When I finally started to look online for some answers to Rod’s behavior, I found that his personality changes could all be assigned to bvFTD. I immediately made an appointment with Emory Cognitive Center for evaluation. The wait was seven months. I could not wait seven months, I called and begged for a quicker appointment and they got us in on December 1, 2015.
Since then, Rod has had many tests. The wonderful doctors at Emory have come to the conclusion that Rod does, indeed, have bvFTD. An actual firm diagnosis can’t be made until autopsy, but with their experience and my observations, he has been given this diagnosis. There is no cure and no medication to stop the progress.
It is hard for me to ask for help. I am very independent, as you all know. One thing I have learned in attending support groups is that I have to get over that and understand that I can’t do this alone. This is where you come in. Please understand that if you feel you do not have time, I will understand. I will not be keeping track of who does what. I just thought putting this out there will allow you to help me in ways I need help. I know you sincerely mean it when you say, “Let me know if there is anything I can do”. So, here are some suggestions for you to fill in the “anything” part of that question. You can reach me on my cell or email me if you have questions.
1. Organize a yard work party to tame the weeds and vines in the yard. Rod can help with the manual part, but does not know how to start things so say, “Rod, here is a rake, please go rake those leaves.” If you want to see what needs to be done, call me and we can have you come over and talk about what we need.
2. We have a utility trailer we would like to sell. Let any friends you have know and then let me know if they are interested.
3. Take Rod out for coffee. He loves coffee. A trip to the Starbucks and some football talk gives me a break.
4. Making a big casserole and have leftovers? Bring it over!
5. Rod has a huge sweet tooth and I try to stay away from sweets. Bring him a few extra cupcakes from your bake sale baking.
6. Going to the store? Give me a call and ask if you can pick anything up for me.
7. Going out to lunch? I would love to join you but you have to let me pay my own way.
8. Have any books by James Patterson or David Baldacci or anyone like that? Mom likes to read, bring one over to share. You can take it back and bring it next week again, she will never know she already read it. Rod has a Kindle but she needs a book.

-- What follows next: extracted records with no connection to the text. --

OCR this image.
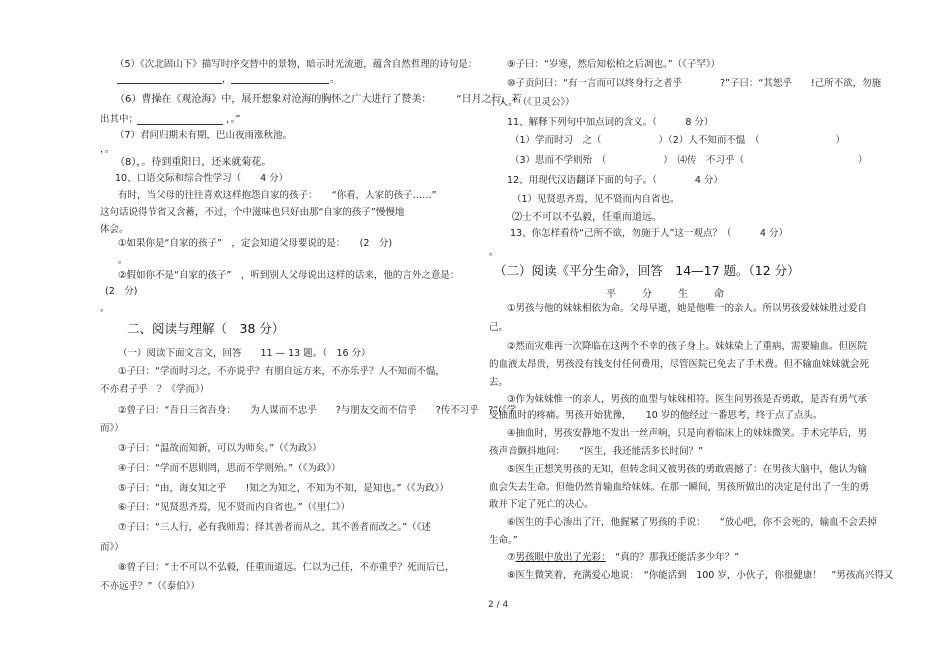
（5）《次北固山下》描写时序交替中的景物，暗示时光流逝，蕴含自然哲理的诗句是：
，	。
（6）曹操在《观沧海》中，展开想象对沧海的胸怀之广大进行了赞美：　　　“日月之行，若
出其中；	，。”
（7）君问归期未有期，巴山夜雨涨秋池。
，。
（8），。待到重阳日，还来就菊花。
10、口语交际和综合性学习（　　4 分）
有时，当父母的往往喜欢这样抱怨自家的孩子：　　“你看，人家的孩子……”
这句话说得节省又含蓄，不过，个中滋味也只好由那“自家的孩子”慢慢地
体会。
①如果你是“自家的孩子”　，定会知道父母要说的是：　　(2　分)
。
②假如你不是“自家的孩子”　，听到别人父母说出这样的话来，他的言外之意是：
(2　分)
。
二、阅读与理解（　38 分）
（一）阅读下面文言文，回答　　11 — 13 题。（　16 分）
①子曰：“学而时习之，不亦说乎？有朋自远方来，不亦乐乎？人不知而不愠，
不亦君子乎　？《学而》）
②曾子曰：“吾日三省吾身：　　为人谋而不忠乎　　?与朋友交而不信乎　　?传不习乎　?”(《学
而》）
③子曰：“温故而知新，可以为师矣。”（《为政》）
④子曰：“学而不思则罔，思而不学则殆。”（《为政》）
⑤子曰：“由，诲女知之乎　　!知之为知之，不知为不知，是知也。”（《为政》）
⑥子曰：“见贤思齐焉，见不贤而内自省也。”（《里仁》）
⑦子曰：“三人行，必有我师焉；择其善者而从之，其不善者而改之。”（《述
而》）
⑧曾子曰：“士不可以不弘毅，任重而道远。仁以为己任，不亦重乎？死而后已，
不亦远乎？”（《泰伯》）
⑨子曰：“岁寒，然后知松柏之后凋也。”（《子罕》）
⑩子贡问曰：“有一言而可以终身行之者乎　　　　?”子曰：“其恕乎　　!己所不欲，勿施
于人。”（《卫灵公》）
11、解释下列句中加点词的含义。（　　　8 分）
（1）学而时习　之（　　　　　　）（2）人不知而不愠　（　　　　　　　　）
（3）思而不学则殆　（　　　　　　）　⑷传　不习乎（　　　　　　　　　　　　）
12、用现代汉语翻译下面的句子。（　　　　4 分）
（1）见贤思齐焉，见不贤而内自省也。
⑵士不可以不弘毅，任重而道远。
13、你怎样看待“己所不欲，勿施于人”这一观点？（　　　4 分）
。
（二）阅读《平分生命》，回答　14—17 题。（12 分）
平分生命
①男孩与他的妹妹相依为命。父母早逝，她是他唯一的亲人。所以男孩爱妹妹胜过爱自
己。
②然而灾难再一次降临在这两个不幸的孩子身上。妹妹染上了重病，需要输血。但医院
的血液太昂贵，男孩没有钱支付任何费用，尽管医院已免去了手术费。但不输血妹妹就会死
去。
③作为妹妹惟一的亲人，男孩的血型与妹妹相符。医生问男孩是否勇敢，是否有勇气承
受抽血时的疼痛。男孩开始犹豫，　　10 岁的他经过一番思考，终于点了点头。
④抽血时，男孩安静地不发出一丝声响，只是向着临床上的妹妹微笑。手术完毕后，男
孩声音颤抖地问：　　“医生，我还能活多长时间？”
⑤医生正想笑男孩的无知，但转念间又被男孩的勇敢震撼了：在男孩大脑中，他认为输
血会失去生命。但他仍然肯输血给妹妹。在那一瞬间，男孩所做出的决定是付出了一生的勇
敢并下定了死亡的决心。
⑥医生的手心渗出了汗，他握紧了男孩的手说：　　“放心吧，你不会死的，输血不会丢掉
生命。”
⑦男孩眼中放出了光彩：　“真的？那我还能活多少年？”
⑧医生微笑着，充满爱心地说：　“你能活到　100 岁，小伙子，你很健康！　”男孩高兴得又
2 / 4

9. We love visitors, but call before you come. We will put the dogs away. they are not used to a lot of people coming to the door so we prefer to put them away when company comes.
10. If you visit, please know that my house is not run by Martha Stewart. You might encounter dog hair because sometimes vacuuming gets left undone but the house is mostly clean enough to be healthy!
11. If you have something you really enjoy doing, let me know because I might need that particular something done.
12. Do your kids like to play simple card games or do puzzles? Mom has a hard puzzle she is working on so come on by and help (please refer to calling to put dogs away first and hair balls)
13. Have you tried an easy crockpot recipe? Send it to me by email.
14. Know the name of a reliable, inexpensive handyman? Share his information with me.
15. Know how to fix things? Let me know, I have a few things that need fixing. Rod can help with instructions on what to do.
16. Want a new organization to donate to for that tax break? Try theaftd.org site. Research is critical in finding a cure. This is a devastating disease that takes the person away, slowly. This is NOT Alzheimers. Rod has a good memory.

So there it is, the first draft. I hope it helps some of you make this burden of caregiving easier by letting people help.